Let’s get down to business with those stats!
Age and size of baby:
30 weeks old, 16 inches long, 3 lbs in weight.
I haven’t craved a lot lately. I’ve almost had the opposite effect where it’s hard to decide on what to eat. Everything seems boring, but I do like a well made batch of french fries now and then.
Other than the few days I was talking about when my third trimester hit, I haven’t been throwing up. I have mild nausea throughout the day, but I try to keep my belly full of things that won’t irritate it and drink lots of water so that my stomach acid isn’t building up.
Still none. I have ten more weeks to go, but I wonder if I will get any. According to what I’ve heard, the propensity to get stretch marks is genetic.
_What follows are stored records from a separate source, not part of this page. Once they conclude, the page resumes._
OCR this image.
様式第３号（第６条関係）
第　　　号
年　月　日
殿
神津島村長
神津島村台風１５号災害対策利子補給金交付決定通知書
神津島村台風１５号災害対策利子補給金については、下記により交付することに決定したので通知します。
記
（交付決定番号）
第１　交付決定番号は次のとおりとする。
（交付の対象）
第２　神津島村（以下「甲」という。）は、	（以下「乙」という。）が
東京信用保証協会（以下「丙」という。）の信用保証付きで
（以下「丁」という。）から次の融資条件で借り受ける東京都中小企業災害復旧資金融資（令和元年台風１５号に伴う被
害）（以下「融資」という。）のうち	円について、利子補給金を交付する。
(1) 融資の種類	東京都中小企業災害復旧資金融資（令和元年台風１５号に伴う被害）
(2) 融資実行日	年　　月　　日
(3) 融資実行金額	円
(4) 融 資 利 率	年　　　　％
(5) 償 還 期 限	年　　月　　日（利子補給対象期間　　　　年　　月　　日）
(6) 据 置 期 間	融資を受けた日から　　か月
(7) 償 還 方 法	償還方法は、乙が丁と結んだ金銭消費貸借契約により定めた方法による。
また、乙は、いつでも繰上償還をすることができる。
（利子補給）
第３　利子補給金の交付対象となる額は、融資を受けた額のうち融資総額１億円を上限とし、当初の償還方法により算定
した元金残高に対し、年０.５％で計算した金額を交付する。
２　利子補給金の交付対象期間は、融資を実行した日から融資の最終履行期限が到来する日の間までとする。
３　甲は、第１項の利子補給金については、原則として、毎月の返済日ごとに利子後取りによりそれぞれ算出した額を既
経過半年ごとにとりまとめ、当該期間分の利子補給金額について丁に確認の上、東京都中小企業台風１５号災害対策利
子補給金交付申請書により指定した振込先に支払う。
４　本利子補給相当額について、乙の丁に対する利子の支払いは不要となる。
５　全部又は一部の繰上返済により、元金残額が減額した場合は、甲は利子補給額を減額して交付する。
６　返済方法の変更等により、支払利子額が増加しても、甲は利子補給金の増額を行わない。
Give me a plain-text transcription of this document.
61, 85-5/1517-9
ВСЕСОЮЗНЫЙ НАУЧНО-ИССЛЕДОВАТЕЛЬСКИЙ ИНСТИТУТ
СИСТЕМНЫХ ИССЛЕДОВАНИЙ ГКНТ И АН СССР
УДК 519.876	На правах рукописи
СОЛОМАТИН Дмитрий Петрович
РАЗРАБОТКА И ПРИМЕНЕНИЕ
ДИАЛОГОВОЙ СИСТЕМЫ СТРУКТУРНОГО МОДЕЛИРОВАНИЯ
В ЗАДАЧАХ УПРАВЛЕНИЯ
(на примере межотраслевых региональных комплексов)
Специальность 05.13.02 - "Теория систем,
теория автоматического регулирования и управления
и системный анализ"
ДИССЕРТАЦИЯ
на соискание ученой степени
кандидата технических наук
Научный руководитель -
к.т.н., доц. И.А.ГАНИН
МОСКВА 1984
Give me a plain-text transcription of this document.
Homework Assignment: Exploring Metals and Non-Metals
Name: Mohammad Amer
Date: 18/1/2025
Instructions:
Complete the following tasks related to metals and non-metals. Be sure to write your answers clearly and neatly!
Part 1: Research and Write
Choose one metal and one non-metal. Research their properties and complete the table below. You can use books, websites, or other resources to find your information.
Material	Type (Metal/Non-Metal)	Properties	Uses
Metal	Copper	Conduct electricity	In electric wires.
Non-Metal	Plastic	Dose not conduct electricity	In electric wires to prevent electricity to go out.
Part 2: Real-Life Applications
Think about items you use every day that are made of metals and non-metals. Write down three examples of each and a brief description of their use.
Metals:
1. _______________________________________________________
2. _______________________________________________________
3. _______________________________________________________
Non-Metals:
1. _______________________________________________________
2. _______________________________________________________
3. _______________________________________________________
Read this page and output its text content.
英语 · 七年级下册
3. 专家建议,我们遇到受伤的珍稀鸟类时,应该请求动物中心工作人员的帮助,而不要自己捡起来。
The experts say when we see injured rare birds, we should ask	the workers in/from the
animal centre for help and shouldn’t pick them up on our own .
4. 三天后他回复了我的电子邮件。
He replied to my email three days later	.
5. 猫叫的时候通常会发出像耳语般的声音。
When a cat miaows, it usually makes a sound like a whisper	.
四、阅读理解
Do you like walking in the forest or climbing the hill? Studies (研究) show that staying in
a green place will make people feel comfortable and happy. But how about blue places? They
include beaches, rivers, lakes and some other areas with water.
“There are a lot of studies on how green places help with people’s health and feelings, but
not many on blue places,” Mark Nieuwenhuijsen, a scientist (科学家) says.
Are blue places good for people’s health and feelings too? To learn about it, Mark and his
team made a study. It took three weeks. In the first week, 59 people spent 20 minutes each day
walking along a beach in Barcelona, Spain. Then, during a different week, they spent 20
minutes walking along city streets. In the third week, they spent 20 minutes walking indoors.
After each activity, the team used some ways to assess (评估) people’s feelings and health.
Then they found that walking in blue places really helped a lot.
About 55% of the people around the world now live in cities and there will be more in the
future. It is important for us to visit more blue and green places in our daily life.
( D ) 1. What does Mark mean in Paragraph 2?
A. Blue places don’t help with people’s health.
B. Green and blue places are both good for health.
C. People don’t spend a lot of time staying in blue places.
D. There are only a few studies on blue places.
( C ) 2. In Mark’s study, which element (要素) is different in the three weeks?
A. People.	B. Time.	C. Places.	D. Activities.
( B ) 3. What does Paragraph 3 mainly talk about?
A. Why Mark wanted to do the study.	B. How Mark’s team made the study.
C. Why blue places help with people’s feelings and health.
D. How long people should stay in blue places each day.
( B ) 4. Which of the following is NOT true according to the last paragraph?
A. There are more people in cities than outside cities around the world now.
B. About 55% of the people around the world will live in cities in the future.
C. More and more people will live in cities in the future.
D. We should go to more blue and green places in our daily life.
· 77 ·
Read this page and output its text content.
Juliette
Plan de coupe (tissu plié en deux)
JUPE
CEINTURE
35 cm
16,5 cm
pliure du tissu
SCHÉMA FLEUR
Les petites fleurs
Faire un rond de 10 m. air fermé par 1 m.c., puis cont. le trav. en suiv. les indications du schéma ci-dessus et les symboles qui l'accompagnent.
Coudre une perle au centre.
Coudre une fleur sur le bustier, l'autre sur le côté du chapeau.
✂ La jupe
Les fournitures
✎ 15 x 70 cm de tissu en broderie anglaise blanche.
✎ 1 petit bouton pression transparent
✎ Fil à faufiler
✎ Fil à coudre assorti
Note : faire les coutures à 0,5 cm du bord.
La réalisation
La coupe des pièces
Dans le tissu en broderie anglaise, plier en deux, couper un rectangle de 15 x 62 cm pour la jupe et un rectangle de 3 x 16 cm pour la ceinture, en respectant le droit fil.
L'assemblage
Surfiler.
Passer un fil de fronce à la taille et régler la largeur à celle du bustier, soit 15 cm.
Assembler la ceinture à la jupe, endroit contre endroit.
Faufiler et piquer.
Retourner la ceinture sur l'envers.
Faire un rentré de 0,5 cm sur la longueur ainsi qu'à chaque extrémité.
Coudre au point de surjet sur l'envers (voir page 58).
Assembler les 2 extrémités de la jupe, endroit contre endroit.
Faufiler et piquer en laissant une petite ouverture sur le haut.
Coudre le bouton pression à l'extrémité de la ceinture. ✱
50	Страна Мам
If your mom didn’t get stretch marks during her pregnancies, most likely you won’t either.
I try to stay away from negative news (which is so hard these days!) and maintain my peace or I get very upset very quickly.
I think my belly is getting so big that I actually don’t need to support it with a pillow at night anymore. Getting up to pee definitely disturbs my sleep. Also, I’ve been taking my iron supplement in the middle of the night because that seems to help with sleeping through the side effects of it so it doesn’t disturb my day.
So, that’s that for now. Be blessed and take time to make your dreams into your reality.